Julia Salinger's varied art career began as an art historian. Her mentor, Irving Sandler, was the preeminent art scholar who wrote ' The Triumph of American Painting.' She continued her studies at Columbia University and worked for Ronald Feldman Fine Arts as a researcher for five Andy Warhol print portfolios. During this period, she was accepted into the prestigious curatorial program at the Hirschorn Museum in Washington, DC. She has also worked at the Cooper-Hewitt Museum of Design, the Guggenheim, The Neuberger Museum and the Whitney.
Her journey took her into the musical side of the arts, where she managed performers for over seventeen years. She worked with such diverse talents as Laurie Anderson, Bobby McFerrin, Diane Reeves and Diana Krall. After a few life changing experiences, she decided it was time to nourish her own creative spirit. In 1999 she started to create her own work. Since 2000, she has shown in numerous group shows and is represented in collections in the US, Europe and Asia.
My writing and visual work is interrelated. I know that at times I want to keep the writing separate from the image but they can’t help but merge.
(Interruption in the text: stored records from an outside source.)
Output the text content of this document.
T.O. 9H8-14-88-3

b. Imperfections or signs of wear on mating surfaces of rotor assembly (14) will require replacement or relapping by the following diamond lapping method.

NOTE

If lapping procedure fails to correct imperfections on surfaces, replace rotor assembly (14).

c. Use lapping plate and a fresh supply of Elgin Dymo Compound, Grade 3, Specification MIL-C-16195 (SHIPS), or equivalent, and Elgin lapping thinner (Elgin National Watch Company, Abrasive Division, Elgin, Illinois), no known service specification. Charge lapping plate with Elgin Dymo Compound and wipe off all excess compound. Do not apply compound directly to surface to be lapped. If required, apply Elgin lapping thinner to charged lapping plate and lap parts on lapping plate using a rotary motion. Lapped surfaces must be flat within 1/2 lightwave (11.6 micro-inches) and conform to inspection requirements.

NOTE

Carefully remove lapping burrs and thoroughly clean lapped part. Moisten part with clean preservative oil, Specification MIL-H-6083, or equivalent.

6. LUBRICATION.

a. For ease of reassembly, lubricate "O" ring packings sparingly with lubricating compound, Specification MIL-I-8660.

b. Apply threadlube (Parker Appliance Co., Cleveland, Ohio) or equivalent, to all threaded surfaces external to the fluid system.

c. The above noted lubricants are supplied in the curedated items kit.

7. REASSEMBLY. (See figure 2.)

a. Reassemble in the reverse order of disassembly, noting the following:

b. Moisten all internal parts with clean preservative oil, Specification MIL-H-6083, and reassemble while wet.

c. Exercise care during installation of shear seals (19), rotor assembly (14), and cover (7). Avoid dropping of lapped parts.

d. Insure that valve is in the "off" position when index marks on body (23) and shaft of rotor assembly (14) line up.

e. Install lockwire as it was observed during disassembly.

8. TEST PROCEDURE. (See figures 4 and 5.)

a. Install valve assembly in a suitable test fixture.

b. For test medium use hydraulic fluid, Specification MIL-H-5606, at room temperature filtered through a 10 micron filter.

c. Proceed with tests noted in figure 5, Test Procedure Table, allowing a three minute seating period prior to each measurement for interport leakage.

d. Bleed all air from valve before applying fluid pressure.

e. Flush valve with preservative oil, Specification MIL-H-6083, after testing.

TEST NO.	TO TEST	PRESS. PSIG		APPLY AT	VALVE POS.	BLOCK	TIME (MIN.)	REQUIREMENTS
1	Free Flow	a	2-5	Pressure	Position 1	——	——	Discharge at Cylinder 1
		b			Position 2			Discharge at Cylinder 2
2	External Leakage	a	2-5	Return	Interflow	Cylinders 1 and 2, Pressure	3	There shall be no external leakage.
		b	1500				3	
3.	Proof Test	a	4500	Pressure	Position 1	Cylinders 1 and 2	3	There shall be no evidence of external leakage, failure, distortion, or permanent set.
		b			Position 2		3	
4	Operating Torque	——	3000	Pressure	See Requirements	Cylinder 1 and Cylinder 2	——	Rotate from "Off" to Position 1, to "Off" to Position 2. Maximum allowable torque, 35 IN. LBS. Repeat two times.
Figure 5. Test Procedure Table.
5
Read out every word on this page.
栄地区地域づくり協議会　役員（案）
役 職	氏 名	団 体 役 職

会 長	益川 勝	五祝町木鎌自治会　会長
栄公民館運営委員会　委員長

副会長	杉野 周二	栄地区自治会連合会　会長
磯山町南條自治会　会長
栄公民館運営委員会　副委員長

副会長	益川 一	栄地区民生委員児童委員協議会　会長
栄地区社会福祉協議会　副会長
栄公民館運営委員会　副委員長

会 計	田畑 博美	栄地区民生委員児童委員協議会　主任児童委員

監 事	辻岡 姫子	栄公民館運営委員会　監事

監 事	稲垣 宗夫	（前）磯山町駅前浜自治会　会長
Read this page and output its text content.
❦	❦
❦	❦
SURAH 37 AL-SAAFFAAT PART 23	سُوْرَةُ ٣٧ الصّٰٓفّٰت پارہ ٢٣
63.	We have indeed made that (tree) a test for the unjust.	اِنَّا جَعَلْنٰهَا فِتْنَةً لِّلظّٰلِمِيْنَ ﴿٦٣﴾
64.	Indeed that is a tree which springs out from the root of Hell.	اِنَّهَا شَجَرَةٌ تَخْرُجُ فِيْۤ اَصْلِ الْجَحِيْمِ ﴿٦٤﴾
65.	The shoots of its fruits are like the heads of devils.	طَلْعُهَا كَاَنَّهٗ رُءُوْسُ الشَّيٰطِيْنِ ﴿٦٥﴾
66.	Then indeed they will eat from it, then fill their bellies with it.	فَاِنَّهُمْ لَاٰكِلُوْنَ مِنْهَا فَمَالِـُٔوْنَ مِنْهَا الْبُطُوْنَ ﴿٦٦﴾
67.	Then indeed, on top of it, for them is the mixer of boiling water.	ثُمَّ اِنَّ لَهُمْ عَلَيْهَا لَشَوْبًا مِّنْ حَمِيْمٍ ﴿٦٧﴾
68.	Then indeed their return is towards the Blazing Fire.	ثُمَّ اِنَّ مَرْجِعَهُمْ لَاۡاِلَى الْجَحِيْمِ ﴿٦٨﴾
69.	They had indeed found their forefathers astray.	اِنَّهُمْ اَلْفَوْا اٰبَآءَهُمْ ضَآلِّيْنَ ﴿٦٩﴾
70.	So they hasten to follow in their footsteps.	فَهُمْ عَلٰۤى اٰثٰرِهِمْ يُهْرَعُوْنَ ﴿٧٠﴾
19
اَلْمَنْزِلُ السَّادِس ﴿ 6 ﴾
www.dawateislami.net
I think my free associative nature finds its way into both places. In terms of identification…many of my lines are extremely calligraphic. When I am drawing, I feel as if I am writing in space. I love the flow of penmanship, the grace of the line and the electricity of ink to paper. A line speaks in many voices, in sounds, in color and rhythms. Words, like forms, color or line, also has its own language of meaning, nuance, duality and feeling. Each line has its own individual emotional resonance be it of passion, fear, exhilaration, innocence and anger. I like to play with the emotional content of the two in my visual work. It is like a magic mirror, a looking glass…prisms, distortions of something else appear. It is my own gestural patterning..
I work in a very direct and immediate manner. The accidents which occur make the work real and human. The element of surprise emerges from the layers. I soak, beat, scrape, carve, rip and puncture the paper. The saturation of information imbues the piece with a sense of age and memory.
Part of my process is daydreaming or nightdreaming...feeling like a channel or instrument by which all the sounds, sights and smells of the day are incorporated. My days are like miniature films--a breakdown and composite of life's fragments. This information sparks new patterns, colors, images and helps to describe the essence of a place...it's atmosphere and mystery. Out of this, an idea will inspire a stream of conciousness. These variations or riffs develop into drawings, writings, marks and remnants of the original thought. The final energized and agitated surface creates a tension between beauty and chaos. It is within the two, that I reveal those restful places...that space of stillness in which we are able to reflect and discover. That place in my work explores for me what it means to be human. The balance between the tragic and the comic in life.